Le Train Bleu
I had no idea there was a restaurant on the sixth floor of Bloomingdale’s built to mimic a dining car. The rectangular room complete with overhead racks and pretend scenic windows is mildly fun in a stodgy way. I imagine this is the sort of place you’d take a hypothetical elderly aunt, but the only aunt I even vaguely see on a regular basis, which is almost never, is in her forties. Actually, that might be perfect; out-of-towners of all ages might relish eating on a fake train inside a department store.
It’s very possible that this fusty peculiarity is just an unknown to me because I’ve only shopped at Bloomingdale’s once in my life. When I worked in the neighborhood two jobs ago I briefly popped in looking for an interview suit so that I could move on to a different office-centric neighborhood. Unsurprisingly, I found what I needed at an Edison, New Jersey’s Macy’s after applying for a credit card to get the 20% discount (and after an I.Q. test and four interviews, I remained job offer-less).
As might be expected at certain old Manhattan lunchy-shoppy places, the food tends to be pricier than it needs to be, hardly exciting, though rarely wretched. Hotel-like fare that gets the job done and will fade from memory within weeks (ok, days, but I have an elephantine memory).
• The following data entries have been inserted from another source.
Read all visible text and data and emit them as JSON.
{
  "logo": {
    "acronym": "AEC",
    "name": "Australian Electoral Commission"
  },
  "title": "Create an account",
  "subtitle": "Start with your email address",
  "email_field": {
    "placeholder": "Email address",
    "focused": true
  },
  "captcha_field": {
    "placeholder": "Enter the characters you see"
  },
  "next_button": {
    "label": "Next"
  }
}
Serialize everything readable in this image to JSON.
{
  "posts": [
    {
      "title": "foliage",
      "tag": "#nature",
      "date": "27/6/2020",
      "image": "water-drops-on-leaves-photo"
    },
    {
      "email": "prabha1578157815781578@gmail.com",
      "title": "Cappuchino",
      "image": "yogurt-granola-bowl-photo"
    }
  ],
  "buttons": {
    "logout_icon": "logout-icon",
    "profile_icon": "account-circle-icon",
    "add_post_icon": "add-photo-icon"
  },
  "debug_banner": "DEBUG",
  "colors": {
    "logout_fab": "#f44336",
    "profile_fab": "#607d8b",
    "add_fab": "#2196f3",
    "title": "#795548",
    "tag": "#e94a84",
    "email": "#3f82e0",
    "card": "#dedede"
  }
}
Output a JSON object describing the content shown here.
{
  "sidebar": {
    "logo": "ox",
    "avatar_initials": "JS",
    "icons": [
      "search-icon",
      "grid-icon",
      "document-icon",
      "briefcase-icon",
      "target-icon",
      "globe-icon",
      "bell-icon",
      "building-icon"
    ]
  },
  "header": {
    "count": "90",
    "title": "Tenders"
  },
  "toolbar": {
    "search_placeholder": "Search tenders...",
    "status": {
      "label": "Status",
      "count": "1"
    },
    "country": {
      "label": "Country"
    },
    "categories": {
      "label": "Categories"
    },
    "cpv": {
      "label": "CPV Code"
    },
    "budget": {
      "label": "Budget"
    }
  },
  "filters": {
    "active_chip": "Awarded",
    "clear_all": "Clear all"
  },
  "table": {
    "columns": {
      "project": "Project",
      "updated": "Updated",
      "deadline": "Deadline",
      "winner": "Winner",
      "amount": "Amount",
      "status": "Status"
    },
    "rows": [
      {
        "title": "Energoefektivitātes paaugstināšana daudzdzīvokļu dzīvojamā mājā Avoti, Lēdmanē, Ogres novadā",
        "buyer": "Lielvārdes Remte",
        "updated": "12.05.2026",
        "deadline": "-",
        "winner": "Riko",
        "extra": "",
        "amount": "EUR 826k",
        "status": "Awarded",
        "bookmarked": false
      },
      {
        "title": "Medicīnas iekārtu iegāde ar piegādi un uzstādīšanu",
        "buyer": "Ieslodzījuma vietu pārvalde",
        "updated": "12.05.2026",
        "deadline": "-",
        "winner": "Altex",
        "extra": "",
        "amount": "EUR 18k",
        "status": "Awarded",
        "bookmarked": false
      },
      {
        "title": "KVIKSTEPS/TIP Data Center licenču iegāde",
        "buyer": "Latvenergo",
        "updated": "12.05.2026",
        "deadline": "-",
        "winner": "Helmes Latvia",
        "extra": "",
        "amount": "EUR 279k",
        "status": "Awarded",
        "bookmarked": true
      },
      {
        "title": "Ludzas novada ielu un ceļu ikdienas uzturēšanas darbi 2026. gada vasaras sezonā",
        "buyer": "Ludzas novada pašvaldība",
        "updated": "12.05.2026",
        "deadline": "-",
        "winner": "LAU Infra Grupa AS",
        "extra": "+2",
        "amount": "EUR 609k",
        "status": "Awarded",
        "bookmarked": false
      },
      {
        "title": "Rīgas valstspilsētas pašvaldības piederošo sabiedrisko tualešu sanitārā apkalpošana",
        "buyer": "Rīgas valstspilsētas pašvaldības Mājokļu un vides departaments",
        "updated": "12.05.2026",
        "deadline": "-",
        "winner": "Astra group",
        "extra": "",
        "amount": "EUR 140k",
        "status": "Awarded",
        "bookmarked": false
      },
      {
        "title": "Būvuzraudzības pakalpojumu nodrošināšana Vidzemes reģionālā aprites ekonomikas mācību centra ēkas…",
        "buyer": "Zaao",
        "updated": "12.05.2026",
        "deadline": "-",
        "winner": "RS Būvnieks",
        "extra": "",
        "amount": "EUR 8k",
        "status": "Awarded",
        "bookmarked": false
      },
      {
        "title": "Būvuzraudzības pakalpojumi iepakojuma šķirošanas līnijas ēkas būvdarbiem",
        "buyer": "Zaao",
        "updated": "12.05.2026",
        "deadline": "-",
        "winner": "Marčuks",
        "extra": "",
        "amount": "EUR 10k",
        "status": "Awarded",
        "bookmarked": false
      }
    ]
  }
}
Sweet, rich and gamey are pluses to me so the pheasant pate containing pistachios and dates made for a decent sharable starter. You don’t expect Bar Boulud charcuterie wizardry. The Cumberland sauce (typically a tangy jellied affair based on red currents and orange zest) gave the potentially French dish a heavier Britishness.
A burger is a burger.
The togarashi-spiced tuna on soba was my attempt at something non-heavy. The noodles were a bit mealy and kind of overwhelming, but thankfully the tuna was kept rare and the wasabi aioli squiggles added a little punch. Plus, it’s not every meal that you get your lemon wedge wrapped in yellow seed-stopping mesh.